What benefits are offered, and are they satisfactory? Some employers do not offer full benefits because the work schedule is set in a way that requires the applicant to get health insurance on their own through the federal or state health exchanges. However, medical insurance is available to everyone now and it is not the only benefit. Other benefits include sick and vacation leave time, retirement plans, onsite child care and so on.
Though the ARDMS registered sonographer is well trained in job duties, each facility has a different set of responsibilities attached to each position. It is important to once again carefully review the job description duty-by-duty. Though pertinent questions should have been asked before the job offer was made, a final review of job responsibilities may lead to some more questions that need answering before negotiating a final compensation and benefits package.
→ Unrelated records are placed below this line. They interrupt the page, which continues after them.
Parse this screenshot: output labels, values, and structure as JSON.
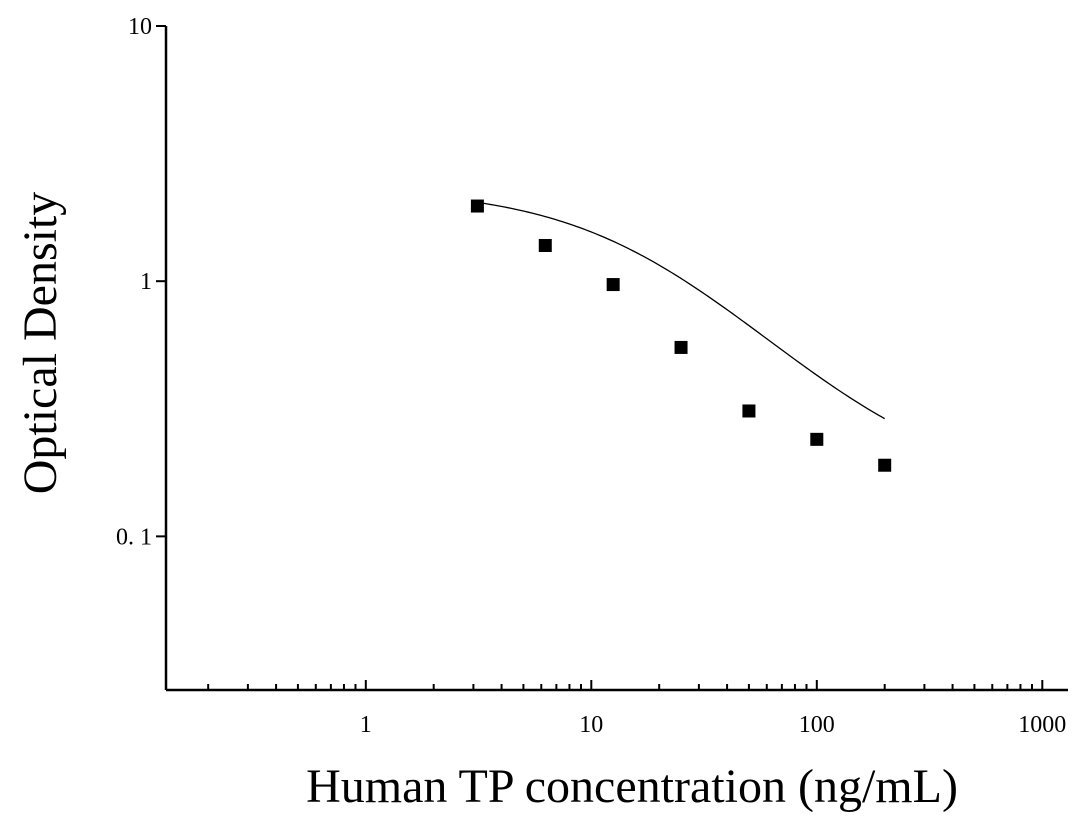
{
  "chart_data": {
    "type": "scatter",
    "title": "",
    "xlabel": "Human TP concentration (ng/mL)",
    "ylabel": "Optical Density",
    "x_scale": "log",
    "y_scale": "log",
    "xlim": [
      0.13,
      1300
    ],
    "ylim": [
      0.025,
      10
    ],
    "x_ticks": [
      {
        "value": 1,
        "label": "1"
      },
      {
        "value": 10,
        "label": "10"
      },
      {
        "value": 100,
        "label": "100"
      },
      {
        "value": 1000,
        "label": "1000"
      }
    ],
    "y_ticks": [
      {
        "value": 0.1,
        "label": "0. 1"
      },
      {
        "value": 1,
        "label": "1"
      },
      {
        "value": 10,
        "label": "10"
      }
    ],
    "grid": false,
    "legend": "none",
    "marker_color": "#000000",
    "curve_color": "#000000",
    "series": [
      {
        "marker": "square",
        "x": [
          3.125,
          6.25,
          12.5,
          25,
          50,
          100,
          200
        ],
        "y": [
          1.97,
          1.38,
          0.97,
          0.55,
          0.31,
          0.24,
          0.19
        ]
      }
    ],
    "fit_curve": {
      "type": "4PL",
      "a": 2.32,
      "d": 0.15,
      "c": 17.5,
      "b": 1.1,
      "x_range": [
        3.125,
        200
      ]
    }
  }
}
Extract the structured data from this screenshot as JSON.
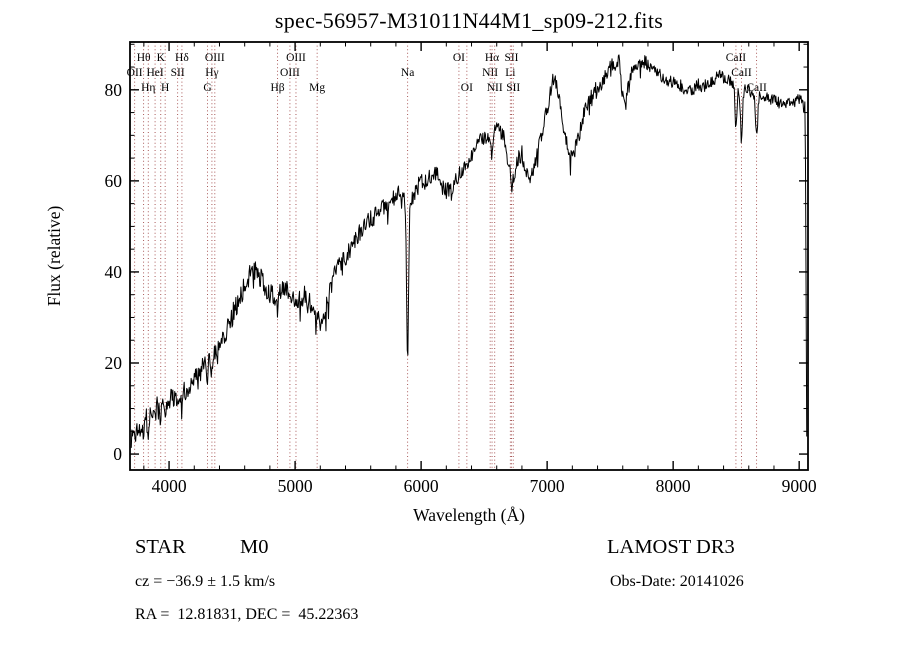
{
  "title": "spec-56957-M31011N44M1_sp09-212.fits",
  "annotations": {
    "object_class": "STAR",
    "subclass": "M0",
    "survey": "LAMOST DR3",
    "cz": "cz = −36.9 ± 1.5 km/s",
    "obs_date": "Obs-Date: 20141026",
    "ra_dec": "RA =  12.81831, DEC =  45.22363"
  },
  "chart_data": {
    "type": "line",
    "title": "spec-56957-M31011N44M1_sp09-212.fits",
    "xlabel": "Wavelength (Å)",
    "ylabel": "Flux (relative)",
    "xlim": [
      3690,
      9070
    ],
    "ylim": [
      -3.5,
      90.5
    ],
    "grid": false,
    "x_ticks": {
      "major": [
        4000,
        5000,
        6000,
        7000,
        8000,
        9000
      ],
      "minor_step": 200
    },
    "y_ticks": {
      "major": [
        0,
        20,
        40,
        60,
        80
      ],
      "minor_step": 5
    },
    "marker_color": "#a04848",
    "axis_color": "#000000",
    "spectral_lines": [
      {
        "wavelength": 3727,
        "label": "OII",
        "row": 2
      },
      {
        "wavelength": 3798,
        "label": "Hθ",
        "row": 1
      },
      {
        "wavelength": 3835,
        "label": "Hη",
        "row": 3
      },
      {
        "wavelength": 3889,
        "label": "HeI",
        "row": 2
      },
      {
        "wavelength": 3934,
        "label": "K",
        "row": 1
      },
      {
        "wavelength": 3969,
        "label": "H",
        "row": 3
      },
      {
        "wavelength": 4068,
        "label": "SII",
        "row": 2
      },
      {
        "wavelength": 4102,
        "label": "Hδ",
        "row": 1
      },
      {
        "wavelength": 4305,
        "label": "G",
        "row": 3
      },
      {
        "wavelength": 4340,
        "label": "Hγ",
        "row": 2
      },
      {
        "wavelength": 4363,
        "label": "OIII",
        "row": 1
      },
      {
        "wavelength": 4861,
        "label": "Hβ",
        "row": 3
      },
      {
        "wavelength": 4959,
        "label": "OIII",
        "row": 2
      },
      {
        "wavelength": 5007,
        "label": "OIII",
        "row": 1
      },
      {
        "wavelength": 5175,
        "label": "Mg",
        "row": 3
      },
      {
        "wavelength": 5893,
        "label": "Na",
        "row": 2
      },
      {
        "wavelength": 6300,
        "label": "OI",
        "row": 1
      },
      {
        "wavelength": 6363,
        "label": "OI",
        "row": 3
      },
      {
        "wavelength": 6548,
        "label": "NII",
        "row": 2
      },
      {
        "wavelength": 6563,
        "label": "Hα",
        "row": 1
      },
      {
        "wavelength": 6584,
        "label": "NII",
        "row": 3
      },
      {
        "wavelength": 6708,
        "label": "Li",
        "row": 2
      },
      {
        "wavelength": 6717,
        "label": "SII",
        "row": 1
      },
      {
        "wavelength": 6731,
        "label": "SII",
        "row": 3
      },
      {
        "wavelength": 8498,
        "label": "CaII",
        "row": 1
      },
      {
        "wavelength": 8542,
        "label": "CaII",
        "row": 2
      },
      {
        "wavelength": 8662,
        "label": "CaII",
        "row": 3
      }
    ],
    "series": [
      {
        "name": "spectrum",
        "color": "#000000",
        "noise": {
          "seed": 1337,
          "amp_blue": 2.6,
          "amp_red": 1.2,
          "step": 5,
          "spike_prob": 0.06,
          "spike_scale": 2.2
        },
        "anchors": [
          [
            3700,
            3
          ],
          [
            3715,
            5
          ],
          [
            3730,
            3.5
          ],
          [
            3745,
            6
          ],
          [
            3762,
            5
          ],
          [
            3780,
            7
          ],
          [
            3800,
            8
          ],
          [
            3825,
            7.5
          ],
          [
            3850,
            9
          ],
          [
            3875,
            9.5
          ],
          [
            3900,
            10
          ],
          [
            3925,
            11
          ],
          [
            3950,
            12
          ],
          [
            3975,
            11.5
          ],
          [
            4000,
            12
          ],
          [
            4030,
            12.5
          ],
          [
            4060,
            13
          ],
          [
            4090,
            13
          ],
          [
            4120,
            14
          ],
          [
            4150,
            15
          ],
          [
            4180,
            16
          ],
          [
            4210,
            17
          ],
          [
            4240,
            18
          ],
          [
            4270,
            19
          ],
          [
            4300,
            20
          ],
          [
            4330,
            21.5
          ],
          [
            4360,
            23
          ],
          [
            4390,
            24
          ],
          [
            4420,
            25.5
          ],
          [
            4450,
            27
          ],
          [
            4480,
            29
          ],
          [
            4510,
            31
          ],
          [
            4540,
            33
          ],
          [
            4570,
            35
          ],
          [
            4600,
            37
          ],
          [
            4630,
            39
          ],
          [
            4660,
            40.5
          ],
          [
            4690,
            40
          ],
          [
            4720,
            39
          ],
          [
            4750,
            37.5
          ],
          [
            4780,
            36
          ],
          [
            4810,
            35
          ],
          [
            4840,
            34.5
          ],
          [
            4870,
            35
          ],
          [
            4900,
            37
          ],
          [
            4930,
            36.5
          ],
          [
            4960,
            35
          ],
          [
            4990,
            34
          ],
          [
            5020,
            34
          ],
          [
            5050,
            34.5
          ],
          [
            5080,
            35
          ],
          [
            5110,
            34
          ],
          [
            5140,
            32
          ],
          [
            5170,
            29.5
          ],
          [
            5200,
            29
          ],
          [
            5230,
            31
          ],
          [
            5260,
            34
          ],
          [
            5290,
            37
          ],
          [
            5320,
            40
          ],
          [
            5350,
            42
          ],
          [
            5380,
            43
          ],
          [
            5420,
            44
          ],
          [
            5460,
            46
          ],
          [
            5500,
            48
          ],
          [
            5540,
            49
          ],
          [
            5580,
            51
          ],
          [
            5620,
            52
          ],
          [
            5660,
            53
          ],
          [
            5700,
            54
          ],
          [
            5740,
            55
          ],
          [
            5780,
            56
          ],
          [
            5820,
            57
          ],
          [
            5860,
            57
          ],
          [
            5900,
            56
          ],
          [
            5940,
            57
          ],
          [
            5980,
            59
          ],
          [
            6020,
            60
          ],
          [
            6060,
            61
          ],
          [
            6100,
            62
          ],
          [
            6140,
            61
          ],
          [
            6180,
            58
          ],
          [
            6220,
            58
          ],
          [
            6260,
            59
          ],
          [
            6300,
            61
          ],
          [
            6340,
            63
          ],
          [
            6380,
            65
          ],
          [
            6420,
            67
          ],
          [
            6460,
            68
          ],
          [
            6500,
            70
          ],
          [
            6540,
            70
          ],
          [
            6580,
            71
          ],
          [
            6620,
            72
          ],
          [
            6660,
            69
          ],
          [
            6700,
            63
          ],
          [
            6740,
            61
          ],
          [
            6770,
            65
          ],
          [
            6800,
            66
          ],
          [
            6830,
            63
          ],
          [
            6860,
            60
          ],
          [
            6890,
            62
          ],
          [
            6920,
            66
          ],
          [
            6950,
            70
          ],
          [
            6980,
            73
          ],
          [
            7010,
            77
          ],
          [
            7040,
            82
          ],
          [
            7065,
            84
          ],
          [
            7090,
            79
          ],
          [
            7120,
            73
          ],
          [
            7150,
            69
          ],
          [
            7180,
            66
          ],
          [
            7210,
            66
          ],
          [
            7240,
            69
          ],
          [
            7270,
            72
          ],
          [
            7300,
            76
          ],
          [
            7340,
            78
          ],
          [
            7380,
            80
          ],
          [
            7420,
            81
          ],
          [
            7460,
            83
          ],
          [
            7500,
            85
          ],
          [
            7540,
            86
          ],
          [
            7570,
            87
          ],
          [
            7600,
            84
          ],
          [
            7630,
            80
          ],
          [
            7660,
            83
          ],
          [
            7700,
            85
          ],
          [
            7740,
            86
          ],
          [
            7780,
            86
          ],
          [
            7820,
            85
          ],
          [
            7860,
            84
          ],
          [
            7900,
            83
          ],
          [
            7950,
            82
          ],
          [
            8000,
            82
          ],
          [
            8050,
            81
          ],
          [
            8100,
            80
          ],
          [
            8150,
            80
          ],
          [
            8200,
            81
          ],
          [
            8250,
            81
          ],
          [
            8300,
            82
          ],
          [
            8350,
            83
          ],
          [
            8400,
            83
          ],
          [
            8450,
            82
          ],
          [
            8500,
            81
          ],
          [
            8550,
            80
          ],
          [
            8600,
            80
          ],
          [
            8650,
            79
          ],
          [
            8700,
            79
          ],
          [
            8750,
            78
          ],
          [
            8800,
            78
          ],
          [
            8850,
            77
          ],
          [
            8900,
            77
          ],
          [
            8950,
            77
          ],
          [
            9000,
            78
          ],
          [
            9030,
            77
          ],
          [
            9048,
            76
          ],
          [
            9055,
            35
          ],
          [
            9060,
            3
          ]
        ],
        "dips": [
          [
            3798,
            3,
            5
          ],
          [
            3835,
            3,
            5
          ],
          [
            3889,
            3,
            5
          ],
          [
            3934,
            4,
            6
          ],
          [
            3969,
            4,
            6
          ],
          [
            4102,
            4,
            6
          ],
          [
            4227,
            2.5,
            5
          ],
          [
            4305,
            3,
            7
          ],
          [
            4340,
            3.5,
            6
          ],
          [
            4383,
            2.5,
            5
          ],
          [
            4861,
            4,
            7
          ],
          [
            5167,
            2,
            5
          ],
          [
            5893,
            34,
            8
          ],
          [
            6563,
            6,
            7
          ],
          [
            6717,
            3,
            6
          ],
          [
            7605,
            6,
            16
          ],
          [
            8498,
            9,
            7
          ],
          [
            8542,
            11,
            8
          ],
          [
            8662,
            9,
            9
          ]
        ]
      }
    ]
  }
}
Does the facility seem like a good place to work? After sitting through the interviews, taking facility tours and meeting people who would be co-workers, does the job still seem like a good fit? If so, then pursue the final stage of negotiations.
Consider how the job fits the desired career path. For example, if a sonographer plans on eventually moving into teaching or private enterprise, the experience gained with the job should lay a foundation for moving towards the desired goal. It is always good to look ahead.
Prepare to Negotiate
Negotiation is an art form in many ways. It is a mix of perceptions, preparation and willingness to ask for what seems fair. The struggling economy has seemingly given employers a negotiating edge, but the healthcare industry needs highly trained Diagnostic Medical Sonographers. When someone interested in an ultrasound career is offered a job it means the person is perceived as having the capability of bringing unique competencies to the job. It is tempting to think the employer has all the power, but once a job offer is made there is proof the employer thinks the person is a good match. Stay confident when negotiating salary and benefits because the employer needs your skills.
The job outlook for Diagnostic Medical Sonographers is bright and getting brighter. As the number of jobs grows, more people will find themselves negotiating sonography job offers. The important point to always keep in mind is that the first offer is not necessarily the final offer.